Red-Bull-Fahrer teilte seinen Unmut über die neue Motorengeneration mit klaren Worten der Öffentlichkeit mit.

(Foto: AFP)

DüsseldorfBeim Auftaktrennen im australischen Melbourne hatte Sebastian Vettel viel Zeit, sich die anderen Rennwagen anzusehen und anzuhören.
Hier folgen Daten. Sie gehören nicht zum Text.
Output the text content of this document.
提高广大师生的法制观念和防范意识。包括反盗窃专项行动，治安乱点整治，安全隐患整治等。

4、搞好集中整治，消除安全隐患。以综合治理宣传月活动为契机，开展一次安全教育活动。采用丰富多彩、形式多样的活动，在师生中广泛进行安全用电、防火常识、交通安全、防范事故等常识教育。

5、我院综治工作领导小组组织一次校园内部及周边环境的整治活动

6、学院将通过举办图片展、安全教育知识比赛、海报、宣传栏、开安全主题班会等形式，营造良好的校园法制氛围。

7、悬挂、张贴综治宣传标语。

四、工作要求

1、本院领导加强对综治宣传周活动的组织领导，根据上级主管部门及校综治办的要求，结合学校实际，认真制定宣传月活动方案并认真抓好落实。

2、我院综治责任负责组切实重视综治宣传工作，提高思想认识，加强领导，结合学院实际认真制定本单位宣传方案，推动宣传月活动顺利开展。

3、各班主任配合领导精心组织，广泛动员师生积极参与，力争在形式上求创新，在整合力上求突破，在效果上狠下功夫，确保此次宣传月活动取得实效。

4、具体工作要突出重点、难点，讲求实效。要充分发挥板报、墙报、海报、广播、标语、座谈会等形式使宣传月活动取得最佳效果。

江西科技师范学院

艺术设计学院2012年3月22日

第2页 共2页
Bereits in der fünften Runde schied der vierfache Weltmeister wegen eines Problems mit seinem neuen Turbomotor von Renault aus. Das restliche Rennen verfolgte Vettel vom Red-Bull-Kommandostand an der Boxenmauer aus. Sein Fazit: Die Autos sind zu leise, sie klingen wie ein „Staubsauger“.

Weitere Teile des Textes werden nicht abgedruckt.